When we talk about Earth, the first impression that comes to our minds is solid, with a crust made of moving tectonic plates. And nobody would have imagined that gases would provide vital information about this solid surface's evolution.

But noble or inert gases, such as helium, argon and neon, inside the earth's thickest layer, the mantle, have given clues about the planet's birth.

In a research published in Nature Geoscience, lead author Dr. Mark Kendrick from the University of Melbourne's School of Earth Sciences said inert gases trapped inside the Earth's interior provide important clues into the processes responsible for the birth of our planet and the subsequent evolution of its oceans and atmosphere.

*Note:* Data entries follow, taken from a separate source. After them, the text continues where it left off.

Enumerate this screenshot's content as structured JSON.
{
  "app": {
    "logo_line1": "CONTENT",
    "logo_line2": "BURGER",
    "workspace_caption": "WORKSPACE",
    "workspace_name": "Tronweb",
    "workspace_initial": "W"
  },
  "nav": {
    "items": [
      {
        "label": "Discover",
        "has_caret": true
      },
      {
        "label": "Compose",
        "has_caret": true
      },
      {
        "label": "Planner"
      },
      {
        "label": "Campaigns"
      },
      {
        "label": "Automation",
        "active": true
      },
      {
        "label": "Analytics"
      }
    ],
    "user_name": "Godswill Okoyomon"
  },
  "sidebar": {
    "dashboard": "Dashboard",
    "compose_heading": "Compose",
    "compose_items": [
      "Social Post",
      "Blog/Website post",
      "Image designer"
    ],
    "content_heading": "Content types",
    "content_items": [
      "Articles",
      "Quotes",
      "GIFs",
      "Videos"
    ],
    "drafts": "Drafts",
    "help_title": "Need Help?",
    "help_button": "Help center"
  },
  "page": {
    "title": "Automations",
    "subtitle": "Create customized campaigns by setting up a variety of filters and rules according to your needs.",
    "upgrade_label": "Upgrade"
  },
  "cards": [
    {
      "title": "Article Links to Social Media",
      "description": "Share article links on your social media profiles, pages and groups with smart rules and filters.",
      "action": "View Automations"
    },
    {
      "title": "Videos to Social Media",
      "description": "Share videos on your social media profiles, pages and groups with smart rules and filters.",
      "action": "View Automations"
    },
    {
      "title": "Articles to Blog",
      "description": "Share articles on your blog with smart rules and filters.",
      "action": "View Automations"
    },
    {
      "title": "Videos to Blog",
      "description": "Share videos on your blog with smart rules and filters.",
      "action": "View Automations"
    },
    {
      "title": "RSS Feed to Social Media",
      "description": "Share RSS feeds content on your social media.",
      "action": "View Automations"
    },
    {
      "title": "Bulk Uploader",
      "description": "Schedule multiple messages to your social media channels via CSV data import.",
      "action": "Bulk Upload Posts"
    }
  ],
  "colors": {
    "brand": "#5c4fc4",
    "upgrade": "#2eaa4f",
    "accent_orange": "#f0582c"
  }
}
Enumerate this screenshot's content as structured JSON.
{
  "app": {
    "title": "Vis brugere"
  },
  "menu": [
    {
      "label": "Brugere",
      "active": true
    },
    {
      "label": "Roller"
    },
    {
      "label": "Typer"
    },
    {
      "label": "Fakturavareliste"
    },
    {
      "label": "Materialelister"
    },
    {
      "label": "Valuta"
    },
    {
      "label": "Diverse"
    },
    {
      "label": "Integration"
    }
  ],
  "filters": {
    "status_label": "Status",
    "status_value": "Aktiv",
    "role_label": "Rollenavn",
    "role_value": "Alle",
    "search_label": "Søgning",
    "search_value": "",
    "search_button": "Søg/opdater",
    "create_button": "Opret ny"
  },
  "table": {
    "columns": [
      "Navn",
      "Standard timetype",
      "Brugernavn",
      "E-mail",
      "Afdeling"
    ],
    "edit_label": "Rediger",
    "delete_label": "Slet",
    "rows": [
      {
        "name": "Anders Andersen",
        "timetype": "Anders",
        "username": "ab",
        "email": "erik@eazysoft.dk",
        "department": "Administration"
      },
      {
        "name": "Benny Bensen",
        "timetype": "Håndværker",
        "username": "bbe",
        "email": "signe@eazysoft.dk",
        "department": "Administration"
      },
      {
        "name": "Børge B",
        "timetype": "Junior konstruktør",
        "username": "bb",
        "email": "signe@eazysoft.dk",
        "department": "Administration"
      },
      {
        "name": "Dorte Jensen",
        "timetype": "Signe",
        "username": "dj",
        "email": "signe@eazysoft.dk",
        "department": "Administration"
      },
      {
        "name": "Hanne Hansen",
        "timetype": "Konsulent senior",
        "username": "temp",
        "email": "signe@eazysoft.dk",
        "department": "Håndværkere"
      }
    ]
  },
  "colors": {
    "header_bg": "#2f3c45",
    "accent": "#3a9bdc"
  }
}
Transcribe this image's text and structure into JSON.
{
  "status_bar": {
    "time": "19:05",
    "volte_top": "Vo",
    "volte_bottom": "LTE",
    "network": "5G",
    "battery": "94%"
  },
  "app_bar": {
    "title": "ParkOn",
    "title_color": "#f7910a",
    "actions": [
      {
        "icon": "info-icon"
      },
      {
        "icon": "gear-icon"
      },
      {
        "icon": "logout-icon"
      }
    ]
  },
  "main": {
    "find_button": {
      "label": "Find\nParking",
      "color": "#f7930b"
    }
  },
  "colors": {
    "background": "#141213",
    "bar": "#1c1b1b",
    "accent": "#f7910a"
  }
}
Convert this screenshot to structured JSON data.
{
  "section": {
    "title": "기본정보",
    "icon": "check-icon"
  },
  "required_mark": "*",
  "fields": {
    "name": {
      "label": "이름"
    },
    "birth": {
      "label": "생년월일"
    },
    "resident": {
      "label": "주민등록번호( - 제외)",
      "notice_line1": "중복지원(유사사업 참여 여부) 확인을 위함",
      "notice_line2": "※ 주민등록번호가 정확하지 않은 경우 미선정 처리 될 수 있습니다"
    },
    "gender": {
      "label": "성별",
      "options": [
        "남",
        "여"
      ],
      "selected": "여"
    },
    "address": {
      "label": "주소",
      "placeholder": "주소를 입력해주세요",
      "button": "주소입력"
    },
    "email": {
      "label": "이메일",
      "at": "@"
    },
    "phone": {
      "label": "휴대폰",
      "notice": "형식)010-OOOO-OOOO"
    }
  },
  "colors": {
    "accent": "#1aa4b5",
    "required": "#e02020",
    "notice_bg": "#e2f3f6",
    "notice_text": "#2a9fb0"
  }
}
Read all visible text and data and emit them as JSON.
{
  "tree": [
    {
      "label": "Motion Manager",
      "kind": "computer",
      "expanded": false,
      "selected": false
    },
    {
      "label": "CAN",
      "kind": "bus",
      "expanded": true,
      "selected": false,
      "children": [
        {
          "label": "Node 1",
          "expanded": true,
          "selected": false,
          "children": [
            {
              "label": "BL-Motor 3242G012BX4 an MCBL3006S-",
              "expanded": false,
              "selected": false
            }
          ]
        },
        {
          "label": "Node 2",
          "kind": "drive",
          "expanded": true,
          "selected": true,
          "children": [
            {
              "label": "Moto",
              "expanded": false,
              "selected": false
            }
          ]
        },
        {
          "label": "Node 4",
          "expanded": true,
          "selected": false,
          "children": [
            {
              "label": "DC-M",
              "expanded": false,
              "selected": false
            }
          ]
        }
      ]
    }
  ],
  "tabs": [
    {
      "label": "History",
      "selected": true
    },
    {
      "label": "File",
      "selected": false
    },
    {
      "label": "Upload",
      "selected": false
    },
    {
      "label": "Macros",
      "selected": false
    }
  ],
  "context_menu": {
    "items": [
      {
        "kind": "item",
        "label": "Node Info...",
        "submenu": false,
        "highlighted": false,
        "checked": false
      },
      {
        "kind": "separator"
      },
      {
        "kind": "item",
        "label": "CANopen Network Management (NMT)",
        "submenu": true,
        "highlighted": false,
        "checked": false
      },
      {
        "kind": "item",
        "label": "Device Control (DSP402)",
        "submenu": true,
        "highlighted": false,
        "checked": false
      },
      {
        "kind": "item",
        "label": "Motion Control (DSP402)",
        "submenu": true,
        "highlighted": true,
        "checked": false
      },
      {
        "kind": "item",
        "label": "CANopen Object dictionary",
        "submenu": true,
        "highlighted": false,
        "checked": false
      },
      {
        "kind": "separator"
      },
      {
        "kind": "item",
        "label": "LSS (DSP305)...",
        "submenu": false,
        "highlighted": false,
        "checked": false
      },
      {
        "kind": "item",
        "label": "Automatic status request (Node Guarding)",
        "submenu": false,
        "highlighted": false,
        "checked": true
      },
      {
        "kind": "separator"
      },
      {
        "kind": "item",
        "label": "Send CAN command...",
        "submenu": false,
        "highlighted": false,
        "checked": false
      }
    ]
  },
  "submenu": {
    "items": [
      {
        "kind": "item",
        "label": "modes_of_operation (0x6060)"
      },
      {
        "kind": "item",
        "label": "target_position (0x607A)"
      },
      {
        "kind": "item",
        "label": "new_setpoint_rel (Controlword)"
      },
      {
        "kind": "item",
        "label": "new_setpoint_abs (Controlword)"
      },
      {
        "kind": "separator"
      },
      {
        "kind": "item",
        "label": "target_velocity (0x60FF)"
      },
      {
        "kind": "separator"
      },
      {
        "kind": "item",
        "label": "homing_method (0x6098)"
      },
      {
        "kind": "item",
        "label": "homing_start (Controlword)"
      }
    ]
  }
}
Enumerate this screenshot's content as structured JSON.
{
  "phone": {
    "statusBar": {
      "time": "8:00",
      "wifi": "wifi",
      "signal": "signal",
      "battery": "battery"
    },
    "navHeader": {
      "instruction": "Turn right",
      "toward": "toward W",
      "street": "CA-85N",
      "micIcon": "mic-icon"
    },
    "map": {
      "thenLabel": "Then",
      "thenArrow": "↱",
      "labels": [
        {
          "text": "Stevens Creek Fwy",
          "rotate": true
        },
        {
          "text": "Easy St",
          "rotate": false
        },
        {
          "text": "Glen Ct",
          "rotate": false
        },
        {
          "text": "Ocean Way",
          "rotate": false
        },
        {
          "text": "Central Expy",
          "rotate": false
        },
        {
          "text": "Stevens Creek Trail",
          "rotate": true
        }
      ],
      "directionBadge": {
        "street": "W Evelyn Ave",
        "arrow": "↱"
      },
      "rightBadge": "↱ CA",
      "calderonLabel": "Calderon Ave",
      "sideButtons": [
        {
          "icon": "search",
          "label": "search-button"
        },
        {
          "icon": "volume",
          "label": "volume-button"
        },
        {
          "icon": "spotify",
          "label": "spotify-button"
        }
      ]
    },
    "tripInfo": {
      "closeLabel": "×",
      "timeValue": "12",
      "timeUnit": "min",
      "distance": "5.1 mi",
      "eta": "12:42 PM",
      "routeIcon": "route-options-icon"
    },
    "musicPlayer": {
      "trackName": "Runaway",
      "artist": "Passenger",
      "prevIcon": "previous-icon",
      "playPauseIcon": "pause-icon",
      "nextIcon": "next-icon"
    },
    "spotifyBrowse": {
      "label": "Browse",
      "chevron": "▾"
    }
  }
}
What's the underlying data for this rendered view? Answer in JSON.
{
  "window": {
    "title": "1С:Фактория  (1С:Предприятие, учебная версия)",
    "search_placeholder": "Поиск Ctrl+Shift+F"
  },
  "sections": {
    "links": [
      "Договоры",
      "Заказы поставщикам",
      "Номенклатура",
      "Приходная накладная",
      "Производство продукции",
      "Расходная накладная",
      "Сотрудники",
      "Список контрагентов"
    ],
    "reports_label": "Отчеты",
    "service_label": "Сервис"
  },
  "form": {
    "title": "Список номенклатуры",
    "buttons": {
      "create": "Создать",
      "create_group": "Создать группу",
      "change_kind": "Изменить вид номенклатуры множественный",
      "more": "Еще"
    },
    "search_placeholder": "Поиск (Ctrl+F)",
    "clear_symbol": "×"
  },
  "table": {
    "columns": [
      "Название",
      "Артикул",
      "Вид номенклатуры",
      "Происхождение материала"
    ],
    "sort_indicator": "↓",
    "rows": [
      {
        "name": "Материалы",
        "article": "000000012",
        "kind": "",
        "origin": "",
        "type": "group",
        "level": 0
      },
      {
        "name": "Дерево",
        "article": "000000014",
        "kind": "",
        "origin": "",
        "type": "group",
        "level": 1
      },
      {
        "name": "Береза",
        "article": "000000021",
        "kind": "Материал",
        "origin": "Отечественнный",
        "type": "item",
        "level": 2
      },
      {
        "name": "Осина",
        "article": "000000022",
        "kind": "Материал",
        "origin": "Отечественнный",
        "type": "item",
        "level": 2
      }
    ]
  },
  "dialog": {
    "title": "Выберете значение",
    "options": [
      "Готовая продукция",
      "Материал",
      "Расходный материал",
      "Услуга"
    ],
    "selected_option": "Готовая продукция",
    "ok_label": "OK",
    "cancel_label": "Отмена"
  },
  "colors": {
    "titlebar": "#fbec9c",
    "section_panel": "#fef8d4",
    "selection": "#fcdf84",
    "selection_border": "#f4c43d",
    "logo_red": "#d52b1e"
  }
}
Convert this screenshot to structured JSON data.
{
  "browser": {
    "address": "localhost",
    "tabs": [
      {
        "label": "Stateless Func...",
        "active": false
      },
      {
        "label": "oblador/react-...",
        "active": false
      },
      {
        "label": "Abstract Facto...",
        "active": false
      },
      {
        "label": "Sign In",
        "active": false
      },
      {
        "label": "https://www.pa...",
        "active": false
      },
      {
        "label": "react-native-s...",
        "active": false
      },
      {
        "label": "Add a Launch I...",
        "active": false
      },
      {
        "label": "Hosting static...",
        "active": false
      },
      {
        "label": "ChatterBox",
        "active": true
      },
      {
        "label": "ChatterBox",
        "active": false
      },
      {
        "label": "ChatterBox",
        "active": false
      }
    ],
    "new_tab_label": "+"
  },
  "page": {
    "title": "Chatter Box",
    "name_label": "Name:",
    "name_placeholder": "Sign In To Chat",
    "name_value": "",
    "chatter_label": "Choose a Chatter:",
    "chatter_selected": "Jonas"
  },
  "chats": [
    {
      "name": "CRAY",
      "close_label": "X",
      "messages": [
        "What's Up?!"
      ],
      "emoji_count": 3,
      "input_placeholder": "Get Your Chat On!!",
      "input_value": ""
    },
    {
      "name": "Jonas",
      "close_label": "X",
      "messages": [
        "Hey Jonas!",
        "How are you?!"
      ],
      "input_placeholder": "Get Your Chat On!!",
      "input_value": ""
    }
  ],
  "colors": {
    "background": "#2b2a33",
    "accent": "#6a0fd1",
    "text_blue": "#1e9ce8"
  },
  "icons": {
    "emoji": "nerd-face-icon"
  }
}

The new study defies the earlier conclusion that neon and other noble gases arrived on the planet only with meteorites. It shows the mixing of atmospheric gases in the mantle during subduction -- the process in which one plate is pushed underneath another plate into the underlying mantle when plates collide.

This finding is important because it was previously believed that inert gases inside the Earth had primordial origins and were trapped during the formation of the solar system, Kendrick was quoted by eurekalert.org as saying.

To conclude their research, the researchers analyzed noble gases and halogens trapped inside serpentinite rocks collected from mountain belts in Italy and Spain. These rocks were formed on the sea floor and were partly subducted into the Earth's interior before being uplifted to their current positions by the collision of the European and African plates.

Our study suggests a more complex history in which gases were also dissolved into the Earth while it was still covered by a molten layer, during the birth of the solar system, Kendrick said.

The study was done in collaboration with researchers from the Australian National University, Canberra, and The University of Genoa, Italy.